Koula, 94.7 presenter and F&HE blogger, is loving all things food-related in her travels through Turkey, Greece, Italy and Israel…
Wednesday 22 August
We left our hotel in Urfa early this morning (much to my relief – I so appreciate the freedom I have as a woman living in South Africa) and drove out to Kahta. Our first stop: the ancient Black Bird statue (Karakus), high up on a mountain top. From there, we took a long, winding road to get to Mount Nemrut. The views of the lush Mesopotamian plain around us, once again, breath-taking!

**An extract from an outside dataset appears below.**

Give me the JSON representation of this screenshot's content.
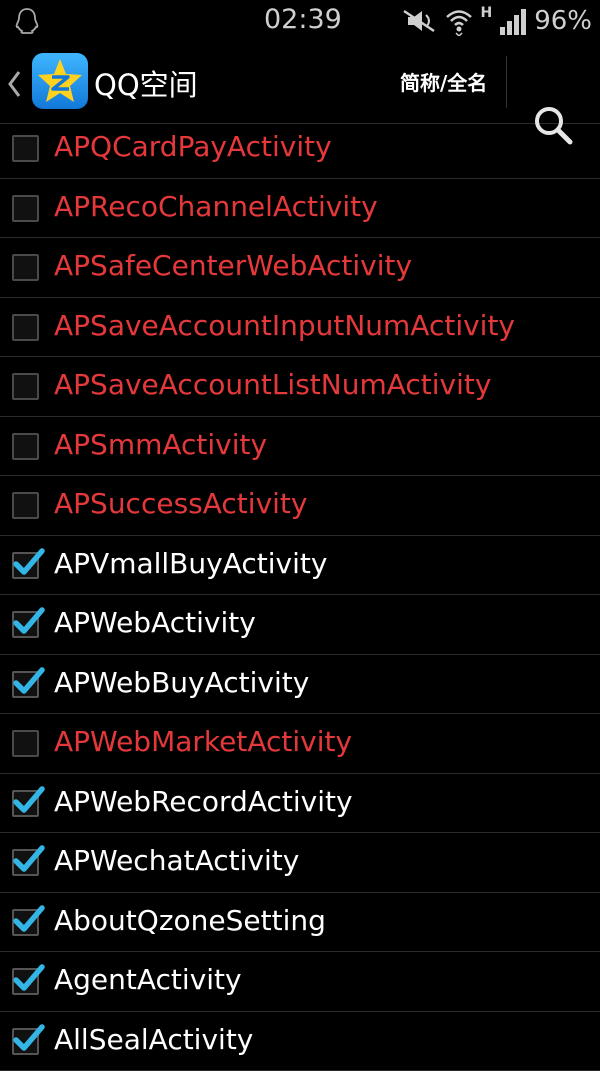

The ruins we were about to see were right at the top of Mount Nemrut, which has an altitude of 2000m and while the rest of our group trekked up by foot, a mule had been saddled up for me so I could transport some of our heavy camera equipment that way. It was a scorching day – around 39 degrees – and the wind whipping around the top of the mountain was a welcome relief.
Discovered near the end of the 19th century by a man trying to map out a train route, were various gigantic stone statues of the area’s idols of the time (dating back to the first century AD). The bodies were still intact but the heads of the statues had either been removed or had fallen in front of the statues over time and are now placed in front of the respective feet. While the size and scale of the statues was impressive, as well as how high up these statues are located and whatever engineering must have been involved in constructing them, the sheer magnificence of the spectacular landscape surrounding us far outshone the stone relics.
By late afternoon, quite a crowd had gathered atop Mount Nemrut to watch the sunset – beautiful shades of pink and orange reflecting on the stones around us.
We walked back down as quickly as possible before it got too dark. Our bus driver rode down on the mule, the way up proving more than enough for me as the mule seemed to find the trickiest route of getting anywhere. I know it was looking for the softest place to put down its hooves but the ride up had been pretty precarious at times and I trusted my own feet better for the way down.
When we arrived at the base, our tour guide had arranged a glass of wine for everyone (it was my second wedding anniversary) so everyone toasted our marriage, then we made the long drive to our hotel in Kahta.